Centre for Neuroscience Studies, Queen's University, Kingston, Ontario, Canada.
Department of Psychiatry, University of Pittsburgh, Pittsburgh, Pennsylvania, USA.
Eur J Neurosci. 2023 Dec;58(12):4523-4544. doi: 10.1111/ejn.15875. Epub 2022 Dec 20.

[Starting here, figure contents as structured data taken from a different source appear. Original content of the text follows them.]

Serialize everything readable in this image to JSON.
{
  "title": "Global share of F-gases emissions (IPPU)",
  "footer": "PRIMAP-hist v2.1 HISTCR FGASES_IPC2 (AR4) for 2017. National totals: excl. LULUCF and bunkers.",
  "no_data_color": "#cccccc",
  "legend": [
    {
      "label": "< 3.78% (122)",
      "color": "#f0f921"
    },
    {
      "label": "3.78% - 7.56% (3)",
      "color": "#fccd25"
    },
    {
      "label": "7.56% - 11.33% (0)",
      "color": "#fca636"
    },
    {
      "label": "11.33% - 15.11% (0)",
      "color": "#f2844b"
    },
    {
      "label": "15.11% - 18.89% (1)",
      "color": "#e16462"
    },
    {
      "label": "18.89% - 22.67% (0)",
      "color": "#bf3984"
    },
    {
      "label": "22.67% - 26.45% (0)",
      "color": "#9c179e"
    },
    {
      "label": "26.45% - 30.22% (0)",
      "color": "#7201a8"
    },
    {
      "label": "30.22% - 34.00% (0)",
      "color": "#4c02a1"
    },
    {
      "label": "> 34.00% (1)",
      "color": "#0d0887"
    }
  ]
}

Decision-making during mixed-strategy games requires flexibly adapting choice strategies in response to others' actions and dynamically tracking outcomes. Such decisions involve diverse cognitive processes, including reinforcement learning, which are affected by disruptions to the striatal dopamine system. We therefore investigated how genetic variation in dopamine function affected mixed-strategy decision-making in Parkinson's disease (PD), which involves striatal dopamine pathology. Sixty-six PD patients (ages 49-85, Hoehn and Yahr Stages 1-3) and 22 healthy controls (ages 54-75) competed in a mixed-strategy game where successful performance depended on minimizing choice biases (i.e., flexibly adapting choices trial by trial). Participants also completed a fixed-strategy task that was matched for sensory input, motor outputs and overall reward rate. Factor analyses were used to disentangle cognitive from motor aspects within both tasks. Using a within-subject, multi-centre design, patients were examined on and off dopaminergic therapy, and genetic variation was examined via a multilocus genetic profile score representing the additive effects of three single nucleotide polymorphisms (SNPs) that influence dopamine transmission: rs4680 (COMT Val Met), rs6277 (C957T) and rs907094 (encoding DARPP-32). PD and control participants displayed comparable mixed-strategy choice behaviour (overall); however, PD patients with genetic profile scores indicating higher dopamine transmission showed improved performance relative to those with low scores. Exploratory follow-up tests across individual SNPs revealed better performance in individuals with the C957T polymorphism, reflecting higher striatal D2/D3 receptor density. Importantly, genetic variation modulated cognitive aspects of performance, above and beyond motor function, suggesting that genetic variation in dopamine signalling may underlie individual differences in cognitive function in PD.
在混合策略游戏中进行决策需要灵活地根据他人的行为调整选择策略,并动态跟踪结果。这些决策涉及多种认知过程,包括强化学习,而这些过程会受到纹状体多巴胺系统的干扰。因此,我们研究了多巴胺功能的遗传变异如何影响帕金森病(PD)患者的混合策略决策,而 PD 涉及纹状体多巴胺病理学。66 名 PD 患者(年龄 49-85 岁,Hoehn 和 Yahr 分期 1-3 期)和 22 名健康对照者(年龄 54-75 岁)参与了一项混合策略游戏,成功表现取决于最小化选择偏差(即,灵活地根据每次试验的结果调整选择)。参与者还完成了一项固定策略任务,该任务在感官输入、运动输出和整体奖励率方面与混合策略任务相匹配。因子分析用于区分两个任务中的认知和运动方面。使用一项基于个体的、多中心设计,患者在接受和不接受多巴胺能治疗时接受检查,并通过代表三种影响多巴胺传递的单核苷酸多态性(SNP)的加性效应的多基因谱评分来检查遗传变异:rs4680(COMT Val Met)、rs6277(C957T)和 rs907094(编码 DARPP-32)。PD 和对照组参与者表现出相似的混合策略选择行为(整体);然而,具有较高多巴胺传递遗传谱评分的 PD 患者的表现优于具有较低评分的患者。对个体 SNP 的探索性后续测试显示,具有 C957T 多态性的个体表现更好,反映了较高的纹状体 D2/D3 受体密度。重要的是,遗传变异调节了认知方面的表现,超越了运动功能,表明多巴胺信号转导的遗传变异可能是 PD 患者认知功能个体差异的基础。